Consumer data. There are privacy issues and concerns raised among some consumers, who are concerned about what personal data is collected and how it can be used. In a growing space where many consumers are not knowledgeable about the technology and how it works, it can be difficult to build consumer confidence in using crypto payments. In order to achieve mass adoption of crypto, there may be a need to find a middle ground where stablecoins are regulated to the point that they operate in a legitimate manner.

Volatility. Cryptocurrency is subject to increased volatility, which can pose a risk to e-commerce brands that need liquidity and cash flow for day-to-day operations. Therefore, it is beneficial for companies to look for crypto payment service providers that help remove volatility risk by offering settlements in local fiat currencies that allow one to “cash out” at any time to avoid market fluctuations in crypto valuation.

What kind of crypto-tokens will be accepted as a medium of exchange?

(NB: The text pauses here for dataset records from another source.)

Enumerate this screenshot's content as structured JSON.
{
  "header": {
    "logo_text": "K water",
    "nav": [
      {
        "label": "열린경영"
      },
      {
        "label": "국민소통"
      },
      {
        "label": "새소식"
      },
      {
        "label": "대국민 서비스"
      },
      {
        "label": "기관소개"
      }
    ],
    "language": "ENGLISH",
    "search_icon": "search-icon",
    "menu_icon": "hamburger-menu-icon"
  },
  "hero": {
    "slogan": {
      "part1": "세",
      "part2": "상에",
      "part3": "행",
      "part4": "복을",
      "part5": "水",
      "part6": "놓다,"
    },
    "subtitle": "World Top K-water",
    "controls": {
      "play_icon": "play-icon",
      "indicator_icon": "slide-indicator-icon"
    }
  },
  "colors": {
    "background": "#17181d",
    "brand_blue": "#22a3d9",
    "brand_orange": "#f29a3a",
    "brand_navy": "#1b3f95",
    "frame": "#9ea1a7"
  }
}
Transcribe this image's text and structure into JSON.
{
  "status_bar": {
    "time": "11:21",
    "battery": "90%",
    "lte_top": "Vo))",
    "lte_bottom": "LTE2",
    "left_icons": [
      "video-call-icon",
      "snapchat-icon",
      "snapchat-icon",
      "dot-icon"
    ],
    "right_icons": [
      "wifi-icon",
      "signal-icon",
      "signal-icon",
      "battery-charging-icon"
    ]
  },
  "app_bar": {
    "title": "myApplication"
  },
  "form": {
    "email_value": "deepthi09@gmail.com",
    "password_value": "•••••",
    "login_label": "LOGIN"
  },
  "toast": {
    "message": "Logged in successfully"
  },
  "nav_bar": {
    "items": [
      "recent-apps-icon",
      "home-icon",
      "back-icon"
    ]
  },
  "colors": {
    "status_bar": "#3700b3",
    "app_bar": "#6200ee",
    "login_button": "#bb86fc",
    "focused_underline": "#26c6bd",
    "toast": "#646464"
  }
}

To solve the problem of volatility, businesses can look to more stable cryptocurrencies as the de facto currency for crypto payments. Stablecoins are intended to address an efficient medium of exchange, providing the necessary transparency, liquidity and stability for sellers who can choose either to settle directly in stablecoins, where they can lock their value against the United States dollar (USD), or to go off the ramp. into fiat.

Cryptocurrency and blockchain as the new front line in e-commerce

Although the use of crypto for e-commerce purposes is becoming increasingly prominent, it is still very far from achieving mass adoption. For merchants looking to leverage the benefits and increase conversions of accepting crypto, they need to be laser-focused on choosing the right, compliant-centric global payment infrastructure that offers secure and fast alternative payments.

That said, as the nature of how money moves around the world is transformed, we can’t wait to see how blockchain and crypto will evolve to drive change in the global financial system, and how businesses will adapt. For e-commerce companies looking to take a forward-thinking approach to payment options, there can be many benefits to implementing cryptocurrency. And we believe it is only a matter of time before the demand for crypto and stablecoin-based payments reaches a tipping point.